Launch of EU project ELLIOT for new AI foundation models
16 Jun 2025
A European consortium is developing robust AI systems that can deal with a huge variety of data sources. The chair of Professor Björn Ommer at LMU, where the Stable Diffusion foundation model was developed, is participating in the project.
Through the ELLIOT (European Large Open Multi-Modal Foundation Models For Robust Generalization On Arbitrary Data Streams) project, the European Commission is funding the development of a new generation of general-purpose AI models that are built for real-life, data-rich applications.
At the heart of ELLIOT is the development of multimodal foundation models: AI systems that learn general knowledge and patterns from massive amounts of data of various types — from videos, images, and text to sensor signals, industrial time series, and satellite feeds — and transfer the knowledge learned in a task to a wide variety of other tasks. Unlike current foundation models which face significant challenges in terms of generalization capabilities and support for multimodal data, ELLIOT’s models will be capable of robust generalization across dynamic, noisy, and temporally-evolving multimodal data streams.

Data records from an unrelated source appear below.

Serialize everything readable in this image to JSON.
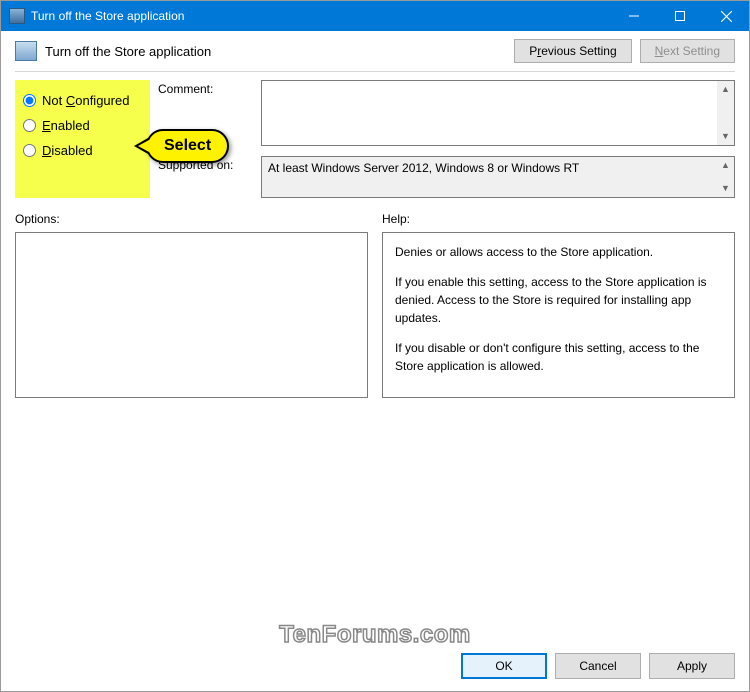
{
  "window": {
    "title": "Turn off the Store application"
  },
  "header": {
    "policy_title": "Turn off the Store application",
    "prev_button_pre": "P",
    "prev_button_u": "r",
    "prev_button_post": "evious Setting",
    "next_button_pre": "",
    "next_button_u": "N",
    "next_button_post": "ext Setting"
  },
  "radios": {
    "not_configured_pre": "Not ",
    "not_configured_u": "C",
    "not_configured_post": "onfigured",
    "enabled_u": "E",
    "enabled_post": "nabled",
    "disabled_u": "D",
    "disabled_post": "isabled",
    "selected": "not_configured"
  },
  "annotation": {
    "select_label": "Select"
  },
  "fields": {
    "comment_label": "Comment:",
    "comment_value": "",
    "supported_label": "Supported on:",
    "supported_value": "At least Windows Server 2012, Windows 8 or Windows RT"
  },
  "options": {
    "label": "Options:",
    "content": ""
  },
  "help": {
    "label": "Help:",
    "p1": "Denies or allows access to the Store application.",
    "p2": "If you enable this setting, access to the Store application is denied. Access to the Store is required for installing app updates.",
    "p3": "If you disable or don't configure this setting, access to the Store application is allowed."
  },
  "footer": {
    "ok": "OK",
    "cancel": "Cancel",
    "apply": "Apply"
  },
  "watermark": "TenForums.com"
}
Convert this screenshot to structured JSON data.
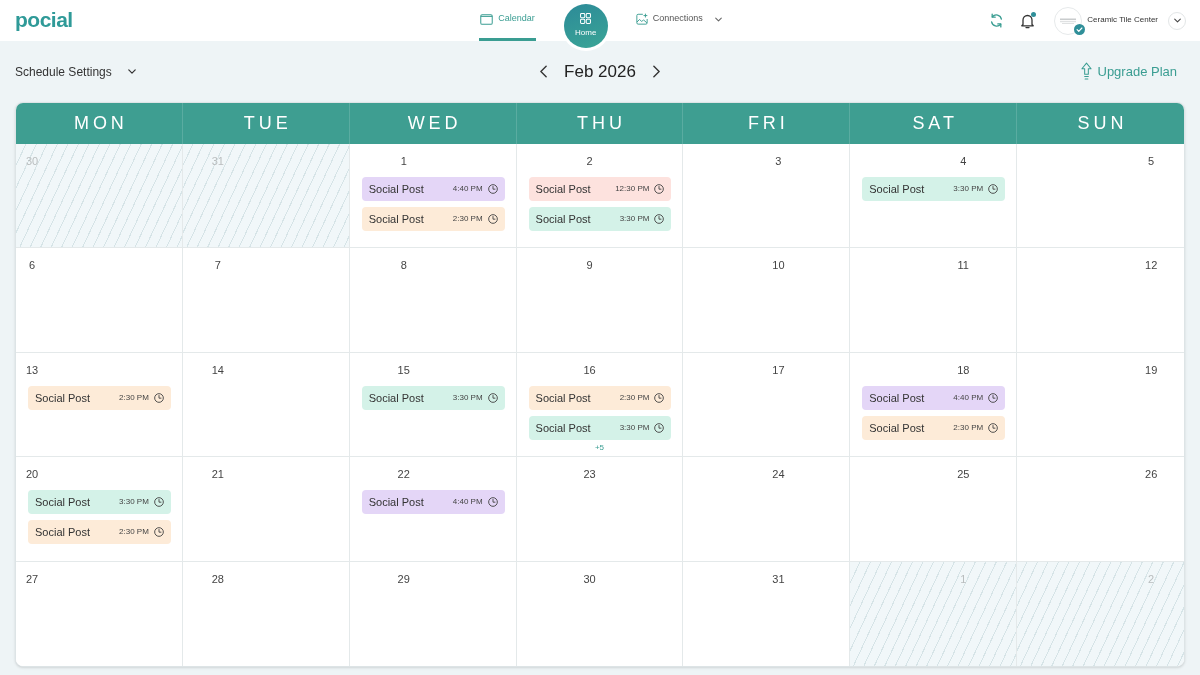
{
  "app": {
    "logo": "pocial"
  },
  "nav": {
    "tabs": [
      {
        "label": "Calendar",
        "kind": "tab",
        "selected": true
      },
      {
        "label": "Home",
        "kind": "circle",
        "selected": false
      },
      {
        "label": "Connections",
        "kind": "dropdown",
        "selected": false
      }
    ]
  },
  "notifications": {
    "unread": true
  },
  "account": {
    "name": "Ceramic Tile Center",
    "verified": true
  },
  "toolbar": {
    "schedule_settings": "Schedule Settings",
    "month": "Feb 2026",
    "upgrade": "Upgrade Plan"
  },
  "calendar": {
    "weekdays": [
      "MON",
      "TUE",
      "WED",
      "THU",
      "FRI",
      "SAT",
      "SUN"
    ],
    "weeks": [
      [
        {
          "day": "30",
          "in_month": false
        },
        {
          "day": "31",
          "in_month": false
        },
        {
          "day": "1",
          "in_month": true,
          "events": [
            {
              "title": "Social Post",
              "time": "4:40 PM",
              "color": "#e4d6f7"
            },
            {
              "title": "Social Post",
              "time": "2:30 PM",
              "color": "#fdebd8"
            }
          ]
        },
        {
          "day": "2",
          "in_month": true,
          "events": [
            {
              "title": "Social Post",
              "time": "12:30 PM",
              "color": "#fde2de"
            },
            {
              "title": "Social Post",
              "time": "3:30 PM",
              "color": "#d4f2e8"
            }
          ]
        },
        {
          "day": "3",
          "in_month": true
        },
        {
          "day": "4",
          "in_month": true,
          "events": [
            {
              "title": "Social Post",
              "time": "3:30 PM",
              "color": "#d4f2e8"
            }
          ]
        },
        {
          "day": "5",
          "in_month": true
        }
      ],
      [
        {
          "day": "6",
          "in_month": true
        },
        {
          "day": "7",
          "in_month": true
        },
        {
          "day": "8",
          "in_month": true
        },
        {
          "day": "9",
          "in_month": true
        },
        {
          "day": "10",
          "in_month": true
        },
        {
          "day": "11",
          "in_month": true
        },
        {
          "day": "12",
          "in_month": true
        }
      ],
      [
        {
          "day": "13",
          "in_month": true,
          "events": [
            {
              "title": "Social Post",
              "time": "2:30 PM",
              "color": "#fdebd8"
            }
          ]
        },
        {
          "day": "14",
          "in_month": true
        },
        {
          "day": "15",
          "in_month": true,
          "events": [
            {
              "title": "Social Post",
              "time": "3:30 PM",
              "color": "#d4f2e8"
            }
          ]
        },
        {
          "day": "16",
          "in_month": true,
          "events": [
            {
              "title": "Social Post",
              "time": "2:30 PM",
              "color": "#fdebd8"
            },
            {
              "title": "Social Post",
              "time": "3:30 PM",
              "color": "#d4f2e8"
            }
          ],
          "more": "+5"
        },
        {
          "day": "17",
          "in_month": true
        },
        {
          "day": "18",
          "in_month": true,
          "events": [
            {
              "title": "Social Post",
              "time": "4:40 PM",
              "color": "#e4d6f7"
            },
            {
              "title": "Social Post",
              "time": "2:30 PM",
              "color": "#fdebd8"
            }
          ]
        },
        {
          "day": "19",
          "in_month": true
        }
      ],
      [
        {
          "day": "20",
          "in_month": true,
          "events": [
            {
              "title": "Social Post",
              "time": "3:30 PM",
              "color": "#d4f2e8"
            },
            {
              "title": "Social Post",
              "time": "2:30 PM",
              "color": "#fdebd8"
            }
          ]
        },
        {
          "day": "21",
          "in_month": true
        },
        {
          "day": "22",
          "in_month": true,
          "events": [
            {
              "title": "Social Post",
              "time": "4:40 PM",
              "color": "#e4d6f7"
            }
          ]
        },
        {
          "day": "23",
          "in_month": true
        },
        {
          "day": "24",
          "in_month": true
        },
        {
          "day": "25",
          "in_month": true
        },
        {
          "day": "26",
          "in_month": true
        }
      ],
      [
        {
          "day": "27",
          "in_month": true
        },
        {
          "day": "28",
          "in_month": true
        },
        {
          "day": "29",
          "in_month": true
        },
        {
          "day": "30",
          "in_month": true
        },
        {
          "day": "31",
          "in_month": true
        },
        {
          "day": "1",
          "in_month": false
        },
        {
          "day": "2",
          "in_month": false
        }
      ]
    ]
  }
}
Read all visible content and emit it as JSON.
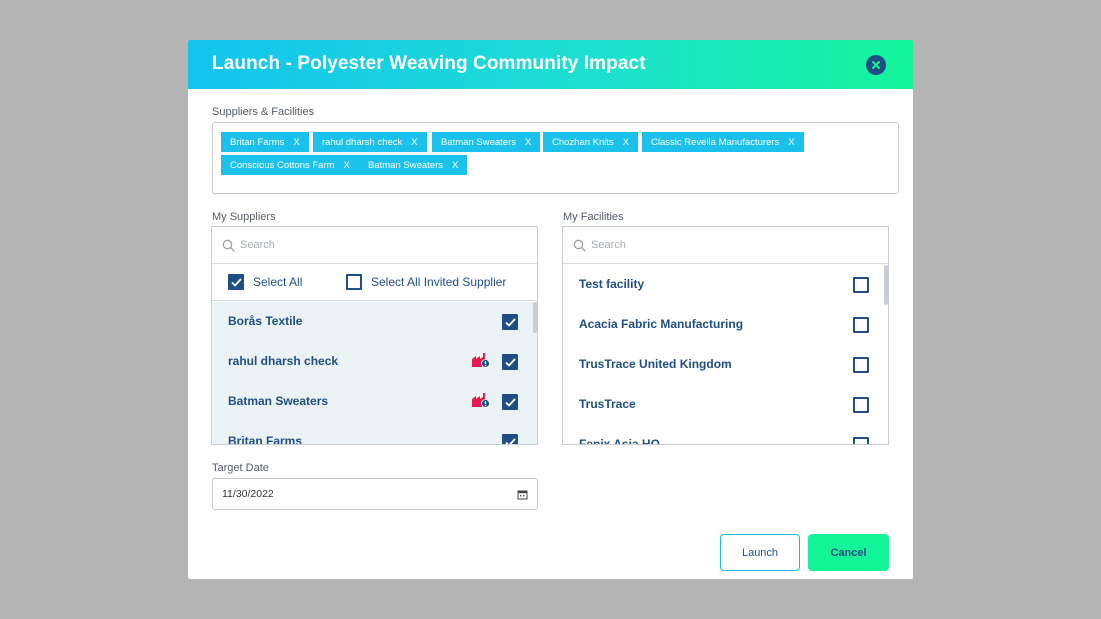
{
  "modal": {
    "title": "Launch - Polyester Weaving Community Impact",
    "colors": {
      "header_start": "#14c3ef",
      "header_end": "#14f59a",
      "primary": "#1f4e84",
      "tag": "#1bc1ea",
      "alert": "#e8194f"
    }
  },
  "selected": {
    "label": "Suppliers & Facilities",
    "tags": [
      {
        "label": "Britan Farms",
        "x": "X"
      },
      {
        "label": "rahul dharsh check",
        "x": "X"
      },
      {
        "label": "Batman Sweaters",
        "x": "X"
      },
      {
        "label": "Chozhan Knits",
        "x": "X"
      },
      {
        "label": "Classic Revella Manufacturers",
        "x": "X"
      },
      {
        "label": "Conscious Cottons Farm",
        "x": "X"
      },
      {
        "label": "Batman Sweaters",
        "x": "X"
      }
    ]
  },
  "suppliers": {
    "label": "My Suppliers",
    "search_placeholder": "Search",
    "select_all": {
      "label": "Select All",
      "checked": true
    },
    "select_all_invited": {
      "label": "Select All Invited Supplier",
      "checked": false
    },
    "items": [
      {
        "label": "Borås Textile",
        "checked": true,
        "alert_icon": false
      },
      {
        "label": "rahul dharsh check",
        "checked": true,
        "alert_icon": true
      },
      {
        "label": "Batman Sweaters",
        "checked": true,
        "alert_icon": true
      },
      {
        "label": "Britan Farms",
        "checked": true,
        "alert_icon": false
      }
    ]
  },
  "facilities": {
    "label": "My Facilities",
    "search_placeholder": "Search",
    "items": [
      {
        "label": "Test facility",
        "checked": false
      },
      {
        "label": "Acacia Fabric Manufacturing",
        "checked": false
      },
      {
        "label": "TrusTrace United Kingdom",
        "checked": false
      },
      {
        "label": "TrusTrace",
        "checked": false
      },
      {
        "label": "Fenix Asia HQ",
        "checked": false
      }
    ]
  },
  "target_date": {
    "label": "Target Date",
    "value": "11/30/2022",
    "icon": "calendar-icon"
  },
  "actions": {
    "launch": "Launch",
    "cancel": "Cancel"
  }
}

With the participation of 30 research institutions and companies from a dozen European countries, the consortium is coordinated by the Information Technologies Institute of the Centre for Research and Technology Hellas (CERTH-ITI) in Greece. It includes computer scientist Professor Björn Ommer, who leads the Computer Vision & Learning Group at LMU. Aside from Ommer’s team, other German partners include researchers from Tübingen, Jülich, and Saarbrücken. The program is being funded to the tune of 25 million euros for a period of four years through the Horizon Europe initiative.